Good Enough ⁽™⁾ Performance

Andreas Maierhofer

Turbolinks makes page navigation faster. It turns your server rendered HTML page into a Single Page App without the added complexity of a client-side Javascript Framework. Turbolinks comes with adapters for iOS and Android. It provides a pragmatic way for building fast, multi platform web apps.

A lot of time is spent by the browser processing CSS and Javascript files. In traditional web applications this is done on every request. This is where Turbolinks comes into play.

On a high level Turbolinks intercepts link clicks and turns them in to ajax requests. After receiving the response from the server it replaces the body and merges changes into the header.

This turns a traditional Web App into a Single Page App without any server side changes. The browser avoids parsing of assets and together with the Turbolinks inherent page cache this results in a noticable performance boost.

 

„If you transition from a click to the next screen within 300ms, the user will percieve this as instantanious. Anything below is nearly imperceptible“ — Sam Stephenson (Turbolinks Maintainer)

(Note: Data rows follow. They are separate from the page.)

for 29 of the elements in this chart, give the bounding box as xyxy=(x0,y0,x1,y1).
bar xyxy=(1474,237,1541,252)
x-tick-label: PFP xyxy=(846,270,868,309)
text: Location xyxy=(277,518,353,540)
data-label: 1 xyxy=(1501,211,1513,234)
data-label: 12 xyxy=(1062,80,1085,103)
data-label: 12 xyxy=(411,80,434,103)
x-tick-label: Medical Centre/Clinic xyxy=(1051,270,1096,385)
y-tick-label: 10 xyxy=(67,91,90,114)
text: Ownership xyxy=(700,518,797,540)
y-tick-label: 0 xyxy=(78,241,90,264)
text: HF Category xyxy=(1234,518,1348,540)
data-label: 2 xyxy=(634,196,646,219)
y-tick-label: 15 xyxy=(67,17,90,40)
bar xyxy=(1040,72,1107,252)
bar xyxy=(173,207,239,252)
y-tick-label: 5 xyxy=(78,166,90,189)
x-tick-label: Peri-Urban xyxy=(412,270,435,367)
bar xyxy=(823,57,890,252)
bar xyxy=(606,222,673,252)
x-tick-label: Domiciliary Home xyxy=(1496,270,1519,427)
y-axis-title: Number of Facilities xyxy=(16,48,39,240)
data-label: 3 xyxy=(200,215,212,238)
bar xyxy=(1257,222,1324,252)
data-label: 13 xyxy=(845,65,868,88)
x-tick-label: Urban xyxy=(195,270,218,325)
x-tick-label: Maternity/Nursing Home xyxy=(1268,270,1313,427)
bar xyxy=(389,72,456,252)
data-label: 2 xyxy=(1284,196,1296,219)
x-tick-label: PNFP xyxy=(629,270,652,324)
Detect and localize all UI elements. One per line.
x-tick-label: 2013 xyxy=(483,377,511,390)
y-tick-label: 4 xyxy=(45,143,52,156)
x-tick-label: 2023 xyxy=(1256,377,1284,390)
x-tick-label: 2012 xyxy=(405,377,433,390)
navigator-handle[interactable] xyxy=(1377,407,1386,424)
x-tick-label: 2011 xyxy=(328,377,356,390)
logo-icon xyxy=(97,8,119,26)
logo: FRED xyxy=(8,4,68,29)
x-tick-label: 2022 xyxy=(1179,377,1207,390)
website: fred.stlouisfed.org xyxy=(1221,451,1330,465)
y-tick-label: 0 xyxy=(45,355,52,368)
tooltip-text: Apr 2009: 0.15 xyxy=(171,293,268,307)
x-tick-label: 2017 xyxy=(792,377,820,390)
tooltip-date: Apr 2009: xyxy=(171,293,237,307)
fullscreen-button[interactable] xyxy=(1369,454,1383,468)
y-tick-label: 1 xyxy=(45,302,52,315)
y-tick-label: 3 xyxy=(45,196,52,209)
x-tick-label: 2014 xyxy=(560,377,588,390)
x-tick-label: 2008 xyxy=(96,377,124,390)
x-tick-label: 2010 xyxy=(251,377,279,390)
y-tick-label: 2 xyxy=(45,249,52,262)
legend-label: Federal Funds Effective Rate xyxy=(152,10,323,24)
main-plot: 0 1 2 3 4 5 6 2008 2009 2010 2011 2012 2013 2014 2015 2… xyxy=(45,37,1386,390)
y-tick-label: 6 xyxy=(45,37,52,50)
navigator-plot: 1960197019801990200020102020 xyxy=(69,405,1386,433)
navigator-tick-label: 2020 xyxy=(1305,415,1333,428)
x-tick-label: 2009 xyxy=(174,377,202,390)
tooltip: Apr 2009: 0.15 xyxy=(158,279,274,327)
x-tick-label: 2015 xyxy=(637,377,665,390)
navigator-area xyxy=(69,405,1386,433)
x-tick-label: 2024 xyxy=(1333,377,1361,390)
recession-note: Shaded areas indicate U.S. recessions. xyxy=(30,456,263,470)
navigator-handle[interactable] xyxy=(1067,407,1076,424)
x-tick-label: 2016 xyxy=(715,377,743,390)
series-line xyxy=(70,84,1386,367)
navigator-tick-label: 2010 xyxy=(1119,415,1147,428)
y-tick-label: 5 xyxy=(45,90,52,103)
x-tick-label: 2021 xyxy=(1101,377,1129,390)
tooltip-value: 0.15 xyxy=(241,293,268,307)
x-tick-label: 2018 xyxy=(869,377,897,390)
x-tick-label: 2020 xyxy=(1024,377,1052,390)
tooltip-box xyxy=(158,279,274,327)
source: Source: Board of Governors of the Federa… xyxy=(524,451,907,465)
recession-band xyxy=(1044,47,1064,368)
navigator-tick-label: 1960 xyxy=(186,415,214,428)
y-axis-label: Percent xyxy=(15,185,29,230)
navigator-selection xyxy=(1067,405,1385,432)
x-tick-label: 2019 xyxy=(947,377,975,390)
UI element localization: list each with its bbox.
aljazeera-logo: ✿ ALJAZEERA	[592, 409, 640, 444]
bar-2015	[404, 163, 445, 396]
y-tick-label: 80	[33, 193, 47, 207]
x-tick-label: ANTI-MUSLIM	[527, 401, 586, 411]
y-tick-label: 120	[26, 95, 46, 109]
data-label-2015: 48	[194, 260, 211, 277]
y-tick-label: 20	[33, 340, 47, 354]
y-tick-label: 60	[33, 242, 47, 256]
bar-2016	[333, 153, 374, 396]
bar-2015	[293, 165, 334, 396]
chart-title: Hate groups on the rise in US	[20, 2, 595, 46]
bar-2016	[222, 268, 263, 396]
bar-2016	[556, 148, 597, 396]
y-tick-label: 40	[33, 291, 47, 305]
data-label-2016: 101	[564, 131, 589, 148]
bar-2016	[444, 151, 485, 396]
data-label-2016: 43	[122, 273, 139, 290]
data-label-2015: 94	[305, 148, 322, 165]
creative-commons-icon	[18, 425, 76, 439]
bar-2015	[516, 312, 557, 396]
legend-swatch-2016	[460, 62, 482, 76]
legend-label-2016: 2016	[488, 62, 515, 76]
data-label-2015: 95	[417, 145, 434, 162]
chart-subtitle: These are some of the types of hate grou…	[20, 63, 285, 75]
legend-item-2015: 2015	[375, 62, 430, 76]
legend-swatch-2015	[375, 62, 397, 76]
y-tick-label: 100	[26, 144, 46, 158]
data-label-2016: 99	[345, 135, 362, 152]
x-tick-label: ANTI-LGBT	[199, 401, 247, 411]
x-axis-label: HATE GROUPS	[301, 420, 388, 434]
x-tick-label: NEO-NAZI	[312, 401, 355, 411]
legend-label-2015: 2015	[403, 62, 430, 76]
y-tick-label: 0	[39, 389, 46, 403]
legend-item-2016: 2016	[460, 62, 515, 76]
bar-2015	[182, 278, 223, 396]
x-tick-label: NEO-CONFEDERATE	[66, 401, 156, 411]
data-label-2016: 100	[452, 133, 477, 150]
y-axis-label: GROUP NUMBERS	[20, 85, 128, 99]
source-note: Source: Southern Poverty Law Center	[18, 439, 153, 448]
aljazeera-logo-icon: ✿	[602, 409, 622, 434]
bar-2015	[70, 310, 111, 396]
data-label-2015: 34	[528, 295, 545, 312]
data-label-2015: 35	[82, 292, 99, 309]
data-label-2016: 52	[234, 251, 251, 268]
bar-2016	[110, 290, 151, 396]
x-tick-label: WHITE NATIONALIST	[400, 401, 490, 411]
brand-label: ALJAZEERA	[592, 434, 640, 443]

Turbolinks combined with response times in the 100ms range will help you build snappy websites without the need to implement a dedicated API and Javascript Frontend. You can still do this where it makes sense. But you can make this a concious decision. For a more in depth discussion watch Sam Stephenson’s 2016 Rails Conf Talk.

Not just for the web

The new Version 5 of Turbolinks comes with native bindings for iOS and Android. It allows using server rendered HTML to be embedded directly in your app but it may also be combined with native UI Elements (Navigation is a common case) or extended with native screens where appropriate.

Not just for rails

While Rails popularized and leverages Turbolinks for quite some time, Turbolinks is not bound to Rails at all. It can be used with any Backend Technology. The Changelog has recently blogged about how they rebuilt their Website and how they run Turbolinks on top of a Phoenix Framework stack.

Not without caveats

Turbolinks is mostly a drop-in solution. It is easy to get started and without custom Javascript code you will hardly run into any issues. If you do run custom Javascript you will however notice significant frustration unless you appreciate the implications of moving away from traditional Full Page Reload Cycle.

In particular with Turbolinks the window object persists across all request so any transformations applied by Javascript should be idempotent (e.g. safe to apply multiple times). Depending on the level of custom Javascript, a thorough understand of the rather complex Lifecycle Events emitted by Turbolinks might be required.

TL;DR

Turbolinks is (almost) free performance for HTML driven websites. It works with every backend technology and has adapters for iOS and Android platforms. It enables you to build Web Applications that run in your browser and on your mobile phone. With a sufficient fast backend they can be almost indistinguishable from native apps.